Dominy, who represents parts of Antioch and is a Republican candidate for the District 59 state House seat, asked for the meeting earlier this week in a letter sent to Councilwoman Vivian Wilhoite, who chairs the council’s Codes, Fair and Farmers Market committee. Wilhoite said she was already planning such a meeting when Dominy made his request.
The meeting is scheduled Nov. 9, and will include appearances from Tennessee State Fair Executive Director Buck Dozier and fair board chair James Weaver.
In his letter, Dominy claims to have reviewed the last 12 years of operating history of the state fair and suggests that the financial record of the last three years — which coincides with Mayor Karl Dean’s tenure — has been disproportionately poor compared to the previous nine years.

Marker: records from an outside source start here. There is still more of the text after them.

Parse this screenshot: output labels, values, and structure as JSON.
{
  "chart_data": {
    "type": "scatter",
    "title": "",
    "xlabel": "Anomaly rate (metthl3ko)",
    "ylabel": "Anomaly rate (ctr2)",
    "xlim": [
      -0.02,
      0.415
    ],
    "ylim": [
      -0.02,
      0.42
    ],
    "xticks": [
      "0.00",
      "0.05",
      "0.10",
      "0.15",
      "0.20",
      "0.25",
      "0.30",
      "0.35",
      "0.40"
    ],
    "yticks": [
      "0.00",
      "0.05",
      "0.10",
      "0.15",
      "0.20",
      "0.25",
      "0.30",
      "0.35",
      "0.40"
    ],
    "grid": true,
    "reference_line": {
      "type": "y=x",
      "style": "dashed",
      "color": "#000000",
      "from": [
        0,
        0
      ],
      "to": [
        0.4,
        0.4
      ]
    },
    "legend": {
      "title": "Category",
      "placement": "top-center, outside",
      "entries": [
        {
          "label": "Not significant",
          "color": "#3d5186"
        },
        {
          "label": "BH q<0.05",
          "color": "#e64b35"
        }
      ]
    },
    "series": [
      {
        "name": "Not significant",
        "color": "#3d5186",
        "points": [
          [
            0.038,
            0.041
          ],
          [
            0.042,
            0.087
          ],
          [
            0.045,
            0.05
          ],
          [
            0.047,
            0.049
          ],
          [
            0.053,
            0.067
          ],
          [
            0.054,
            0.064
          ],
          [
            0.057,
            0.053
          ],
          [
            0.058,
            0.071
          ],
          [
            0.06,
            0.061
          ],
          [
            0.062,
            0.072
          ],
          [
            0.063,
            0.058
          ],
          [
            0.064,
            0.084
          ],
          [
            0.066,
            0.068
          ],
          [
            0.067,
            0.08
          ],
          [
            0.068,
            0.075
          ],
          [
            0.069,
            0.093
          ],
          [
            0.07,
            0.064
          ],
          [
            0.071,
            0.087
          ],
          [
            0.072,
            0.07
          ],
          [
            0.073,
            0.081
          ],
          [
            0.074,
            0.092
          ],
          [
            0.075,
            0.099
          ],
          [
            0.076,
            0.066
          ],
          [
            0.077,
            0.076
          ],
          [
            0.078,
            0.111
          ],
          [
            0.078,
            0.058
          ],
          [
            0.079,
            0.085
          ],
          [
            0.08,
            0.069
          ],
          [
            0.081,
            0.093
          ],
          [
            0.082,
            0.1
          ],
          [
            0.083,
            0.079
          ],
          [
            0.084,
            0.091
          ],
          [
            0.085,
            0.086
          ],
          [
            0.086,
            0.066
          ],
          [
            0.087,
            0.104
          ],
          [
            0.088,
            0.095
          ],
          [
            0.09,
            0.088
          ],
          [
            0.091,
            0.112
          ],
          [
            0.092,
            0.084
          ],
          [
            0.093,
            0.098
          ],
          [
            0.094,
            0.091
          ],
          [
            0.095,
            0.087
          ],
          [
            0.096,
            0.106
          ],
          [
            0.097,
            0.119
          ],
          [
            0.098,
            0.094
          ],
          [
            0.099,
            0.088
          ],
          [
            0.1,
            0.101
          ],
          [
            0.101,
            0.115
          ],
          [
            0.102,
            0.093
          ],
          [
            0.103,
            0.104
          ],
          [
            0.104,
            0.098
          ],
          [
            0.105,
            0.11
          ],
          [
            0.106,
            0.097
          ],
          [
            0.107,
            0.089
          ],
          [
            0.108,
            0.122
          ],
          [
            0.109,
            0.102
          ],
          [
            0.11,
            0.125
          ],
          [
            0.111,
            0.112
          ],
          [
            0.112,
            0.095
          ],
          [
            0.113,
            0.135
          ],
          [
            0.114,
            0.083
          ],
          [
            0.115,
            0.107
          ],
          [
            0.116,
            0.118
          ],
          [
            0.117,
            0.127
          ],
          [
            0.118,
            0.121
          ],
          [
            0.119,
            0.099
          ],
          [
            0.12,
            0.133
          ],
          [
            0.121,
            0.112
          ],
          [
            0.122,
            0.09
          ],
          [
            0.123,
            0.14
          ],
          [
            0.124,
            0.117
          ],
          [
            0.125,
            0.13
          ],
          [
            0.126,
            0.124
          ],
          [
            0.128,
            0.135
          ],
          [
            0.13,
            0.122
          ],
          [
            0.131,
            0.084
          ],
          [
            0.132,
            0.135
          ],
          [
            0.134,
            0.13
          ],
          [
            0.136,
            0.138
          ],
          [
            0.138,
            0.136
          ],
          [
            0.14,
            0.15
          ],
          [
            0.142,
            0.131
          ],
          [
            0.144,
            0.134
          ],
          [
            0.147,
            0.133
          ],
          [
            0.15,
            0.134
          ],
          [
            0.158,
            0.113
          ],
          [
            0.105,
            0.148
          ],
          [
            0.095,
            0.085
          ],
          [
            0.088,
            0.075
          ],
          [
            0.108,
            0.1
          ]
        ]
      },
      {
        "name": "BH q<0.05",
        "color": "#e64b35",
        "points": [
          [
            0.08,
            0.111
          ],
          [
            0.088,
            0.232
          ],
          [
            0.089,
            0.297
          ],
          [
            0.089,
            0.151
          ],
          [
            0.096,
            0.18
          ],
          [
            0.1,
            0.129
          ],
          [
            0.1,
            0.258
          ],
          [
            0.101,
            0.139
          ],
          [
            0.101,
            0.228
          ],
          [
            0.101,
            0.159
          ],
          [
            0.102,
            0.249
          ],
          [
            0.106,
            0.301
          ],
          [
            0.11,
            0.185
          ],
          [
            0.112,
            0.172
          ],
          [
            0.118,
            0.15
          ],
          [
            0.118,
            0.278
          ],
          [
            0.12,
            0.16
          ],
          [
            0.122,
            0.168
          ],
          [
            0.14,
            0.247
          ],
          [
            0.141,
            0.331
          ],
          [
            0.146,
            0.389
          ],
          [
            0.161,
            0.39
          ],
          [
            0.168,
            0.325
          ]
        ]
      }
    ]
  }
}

“The state fair has sustained losses ... during the last three fiscal years totaling $2.5 million,” Dominy wrote. “These extraordinary losses are over three times the amount of shortfall for the previous nine years.
“The modest losses between 1999 and 2007 are explained, in part, by certain capital expenses paid from the operating income such as ADA compliance retro-fit and an interior sprinkler system,” Dominy continued. “There is no similar capital costs associated with the losses for [the last three fiscal years].”
Asked for his response to Dominy’s claims, Weaver pointed out that the fair had years of declining attendance prior to 2007 and reminded Dominy that the fair is an “enterprise fund” that receives no tax-dollar support from Metro. Weaver also cited the string of bad weather that plagued recent state fairs, including the heavy rain that hurt attendance in 2009.
“Almost four years ago the fair board began work on an analysis of the future of the fairgrounds,” Weaver wrote in an email. “We went into this process after years of declining attendance at the fair, ever increasing competition from the Wilson and Williamson County fairs, and mounting losses from our operations.
“Our losses were due to numerous factors — most of which were not ours to control,” Weaver said. “While our staff worked very hard to make an old and antiquated facility cash flow, Buck [Dozier] can’t, despite all his ecclesiastical connections, control the weather.”
Weaver said he and Dozier are “glad” to bring their data before the council next month.
“I know some are questioning Councilman Dominy’s sudden interest in our long-standing and documented problems based on the proximity to Election Day. I am not,” Weaver said. “I welcome the opportunity to talk about this topic with the council.”
In related news, Dominy has apologized to Councilwoman Sandra Moore for filing his fairgrounds bill without giving her proper notice. Moore represents the neighborhood that surrounds the 117-acre fairgrounds.
“I should have asked you to co-sponsor the bill with me prior to introducing the legislation,” Dominy wrote in a letter addressed to Moore. “I didn’t do so because the bill, to me at least, dealt with the duties and responsibilities of the [fair] board and I believe this is a countywide issue.”
The bill, deferred by the council on Tuesday at the request of Moore, will be picked back up on first reading in two weeks.